# Conventions

Please check the following conventions if you would like to modify MMDetection as your own project.

## Loss

In MMDetection, a `dict` containing losses and metrics will be returned by `model(**data)`.

For example, in bbox head,

```python
class BBoxHead(nn.Module):
    ...
    def loss(self, ...):
        losses = dict()
        # classification loss
        losses['loss_cls'] = self.loss_cls(...)
        # classification accuracy
        losses['acc'] = accuracy(...)
        # bbox regression loss
        losses['loss_bbox'] = self.loss_bbox(...)
        return losses
```

`bbox_head.loss()` will be called during model forward.
The returned dict contains `'loss_bbox'`, `'loss_cls'`, `'acc'` .
Only `'loss_bbox'`, `'loss_cls'` will be used during back propagation,
`'acc'` will only be used as a metric to monitor training process.

By default, only values whose keys contain `'loss'` will be back propagated.
This behavior could be changed by modifying `BaseDetector.train_step()`.

## Empty Proposals

In MMDetection, We have added special handling and unit test for empty proposals of two-stage. We need to deal with the empty proposals of the entire batch and single image at the same time. For example, in CascadeRoIHead,

```python
# simple_test method
...
# There is no proposal in the whole batch
if rois.shape[0] == 0:
    bbox_results = [[
        np.zeros((0, 5), dtype=np.float32)
        for _ in range(self.bbox_head[-1].num_classes)
    ]] * num_imgs
    if self.with_mask:
        mask_classes = self.mask_head[-1].num_classes
        segm_results = [[[] for _ in range(mask_classes)]
                        for _ in range(num_imgs)]
        results = list(zip(bbox_results, segm_results))
    else:
        results = bbox_results
    return results
...

# There is no proposal in the single image
for i in range(self.num_stages):
    ...
    if i < self.num_stages - 1:
          for j in range(num_imgs):
                   # Handle empty proposal
                   if rois[j].shape[0] > 0:
                       bbox_label = cls_score[j][:, :-1].argmax(dim=1)
                       refine_roi = self.bbox_head[i].regress_by_class(
                            rois[j], bbox_label, bbox_pred[j], img_metas[j])
                       refine_roi_list.append(refine_roi)
```

If you have customized `RoIHead`, you can refer to the above method to deal with empty proposals.

## Coco Panoptic Dataset

In MMDetection, we have supported COCO Panoptic dataset. We clarify a few conventions about the implementation of `CocoPanopticDataset` here.

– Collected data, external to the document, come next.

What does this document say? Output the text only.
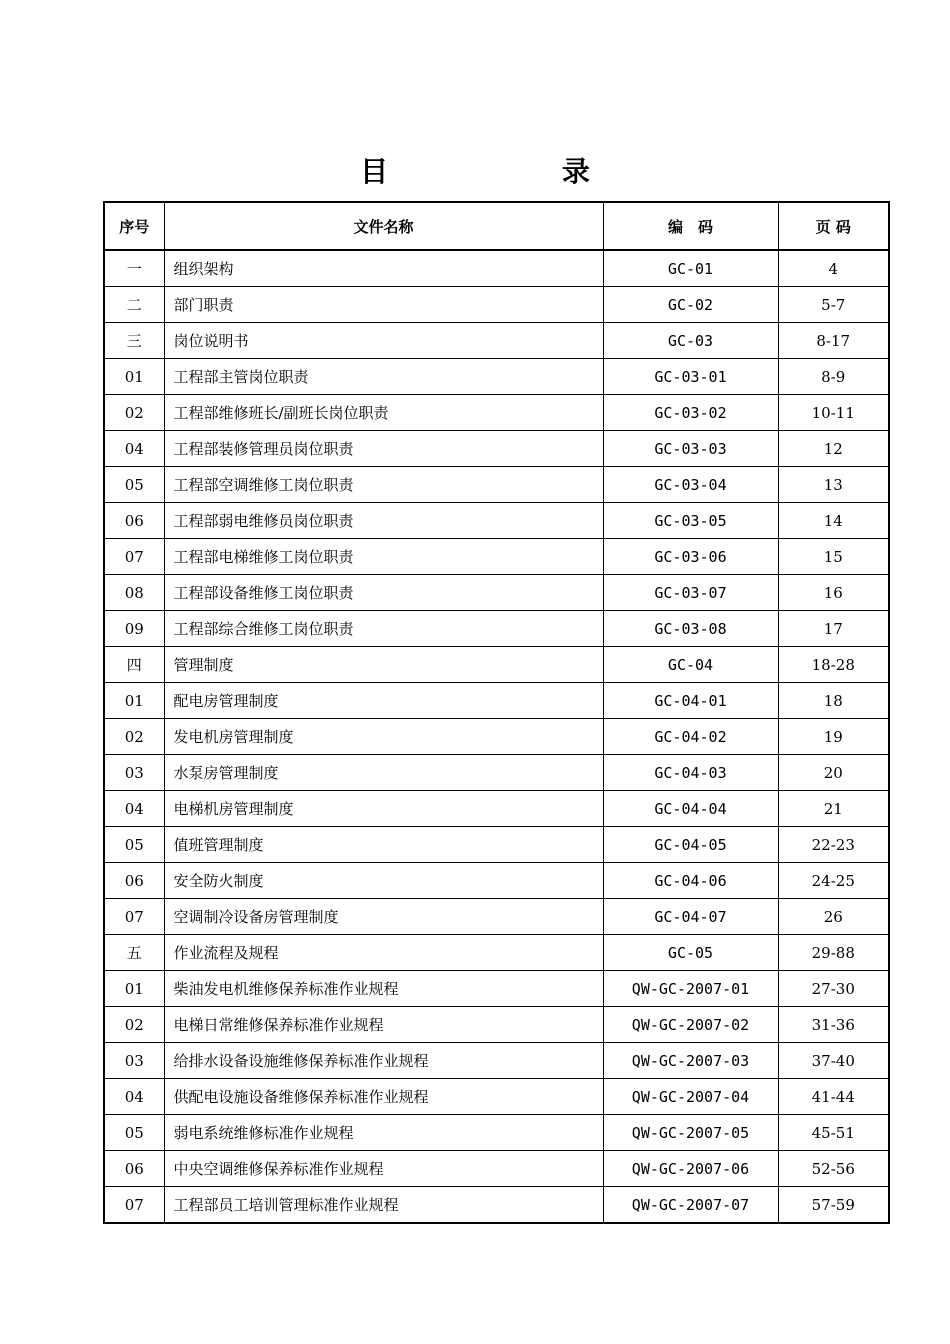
目 录
序号	文件名称	编　码	页 码
一	组织架构	GC-01	4
二	部门职责	GC-02	5-7
三	岗位说明书	GC-03	8-17
01	工程部主管岗位职责	GC-03-01	8-9
02	工程部维修班长/副班长岗位职责	GC-03-02	10-11
04	工程部装修管理员岗位职责	GC-03-03	12
05	工程部空调维修工岗位职责	GC-03-04	13
06	工程部弱电维修员岗位职责	GC-03-05	14
07	工程部电梯维修工岗位职责	GC-03-06	15
08	工程部设备维修工岗位职责	GC-03-07	16
09	工程部综合维修工岗位职责	GC-03-08	17
四	管理制度	GC-04	18-28
01	配电房管理制度	GC-04-01	18
02	发电机房管理制度	GC-04-02	19
03	水泵房管理制度	GC-04-03	20
04	电梯机房管理制度	GC-04-04	21
05	值班管理制度	GC-04-05	22-23
06	安全防火制度	GC-04-06	24-25
07	空调制冷设备房管理制度	GC-04-07	26
五	作业流程及规程	GC-05	29-88
01	柴油发电机维修保养标准作业规程	QW-GC-2007-01	27-30
02	电梯日常维修保养标准作业规程	QW-GC-2007-02	31-36
03	给排水设备设施维修保养标准作业规程	QW-GC-2007-03	37-40
04	供配电设施设备维修保养标准作业规程	QW-GC-2007-04	41-44
05	弱电系统维修标准作业规程	QW-GC-2007-05	45-51
06	中央空调维修保养标准作业规程	QW-GC-2007-06	52-56
07	工程部员工培训管理标准作业规程	QW-GC-2007-07	57-59
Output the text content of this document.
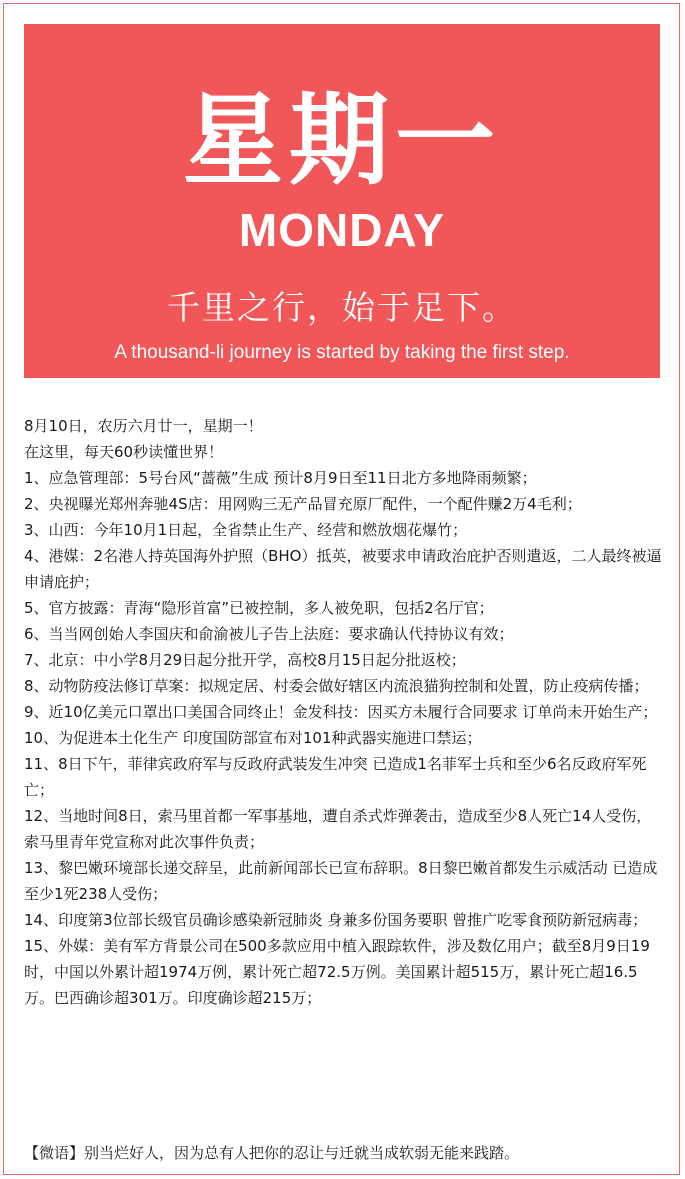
星期一
MONDAY
千里之行，始于足下。
A thousand-li journey is started by taking the first step.

8月10日，农历六月廿一，星期一！

在这里，每天60秒读懂世界！

1、应急管理部：5号台风“蔷薇”生成 预计8月9日至11日北方多地降雨频繁；

2、央视曝光郑州奔驰4S店：用网购三无产品冒充原厂配件，一个配件赚2万4毛利；

3、山西：今年10月1日起，全省禁止生产、经营和燃放烟花爆竹；

4、港媒：2名港人持英国海外护照（BHO）抵英，被要求申请政治庇护否则遣返，二人最终被逼申请庇护；

5、官方披露：青海“隐形首富”已被控制，多人被免职，包括2名厅官；

6、当当网创始人李国庆和俞渝被儿子告上法庭：要求确认代持协议有效；

7、北京：中小学8月29日起分批开学，高校8月15日起分批返校；

8、动物防疫法修订草案：拟规定居、村委会做好辖区内流浪猫狗控制和处置，防止疫病传播；

9、近10亿美元口罩出口美国合同终止！金发科技：因买方未履行合同要求 订单尚未开始生产；

10、为促进本土化生产 印度国防部宣布对101种武器实施进口禁运；

11、8日下午，菲律宾政府军与反政府武装发生冲突 已造成1名菲军士兵和至少6名反政府军死亡；

12、当地时间8日，索马里首都一军事基地，遭自杀式炸弹袭击，造成至少8人死亡14人受伤，索马里青年党宣称对此次事件负责；

13、黎巴嫩环境部长递交辞呈，此前新闻部长已宣布辞职。8日黎巴嫩首都发生示威活动 已造成至少1死238人受伤；

14、印度第3位部长级官员确诊感染新冠肺炎 身兼多份国务要职 曾推广吃零食预防新冠病毒；

15、外媒：美有军方背景公司在500多款应用中植入跟踪软件，涉及数亿用户；截至8月9日19时，中国以外累计超1974万例，累计死亡超72.5万例。美国累计超515万，累计死亡超16.5万。巴西确诊超301万。印度确诊超215万；

【微语】别当烂好人，因为总有人把你的忍让与迁就当成软弱无能来践踏。
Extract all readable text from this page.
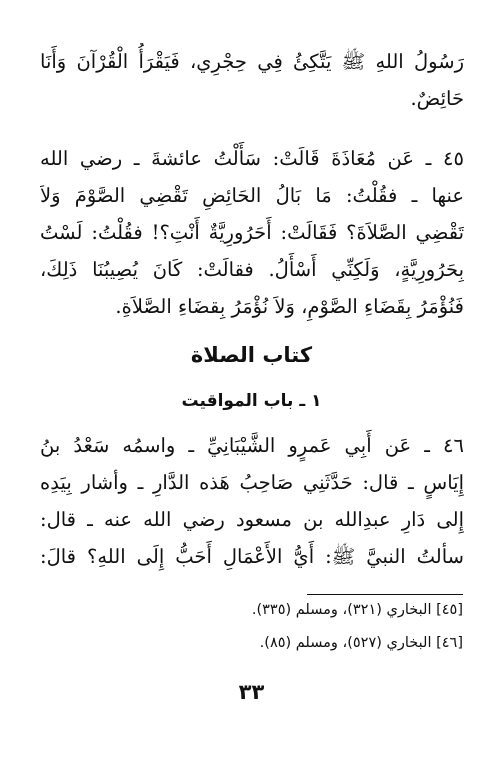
رَسُولُ اللهِ ﷺ يَتَّكِئُ فِي حِجْرِي، فَيَقْرَأُ الْقُرْآنَ وَأَنَا
حَائِضٌ.
٤٥ ـ عَن مُعَاذَةَ قَالَتْ: سَأَلْتُ عائشةَ ـ رضي الله
عنها ـ فقُلْتُ: مَا بَالُ الحَائِضِ تَقْضِي الصَّوْمَ وَلاَ
تَقْضِي الصَّلاَةَ؟ فَقَالَتْ: أَحَرُورِيَّةٌ أَنْتِ؟! فقُلْتُ: لَسْتُ
بِحَرُورِيَّةٍ، وَلَكِنِّي أَسْأَلُ. فقالَتْ: كَانَ يُصِيبُنَا ذَلِكَ،
فَنُؤْمَرُ بِقَضَاءِ الصَّوْمِ، وَلاَ نُؤْمَرُ بِقضَاءِ الصَّلاَةِ.
كتاب الصلاة
١ ـ باب المواقيت
٤٦ ـ عَن أَبِي عَمرٍو الشَّيْبَانِيِّ ـ واسمُه سَعْدُ بنُ
إِيَاسٍ ـ قال: حَدَّثَنِي صَاحِبُ هَذه الدَّارِ ـ وأشار بِيَدِه
إِلى دَارِ عبدِالله بن مسعود رضي الله عنه ـ قال:
سألتُ النبيَّ ﷺ: أَيُّ الأَعْمَالِ أَحَبُّ إِلَى اللهِ؟ قالَ:
[٤٥] البخاري (٣٢١)، ومسلم (٣٣٥).
[٤٦] البخاري (٥٢٧)، ومسلم (٨٥).
٣٣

1. For mmdet\<=2.16.0, the range of foreground and background labels in semantic segmentation are different from the default setting of MMDetection. The label `0` stands for `VOID` label and the category labels start from `1`.
   Since mmdet=2.17.0, the category labels of semantic segmentation start from `0` and label `255` stands for `VOID` for consistency with labels of bounding boxes.
   To achieve that, the `Pad` pipeline supports setting the padding value for `seg`.
2. In the evaluation, the panoptic result is a map with the same shape as the original image. Each value in the result map has the format of `instance_id * INSTANCE_OFFSET + category_id`.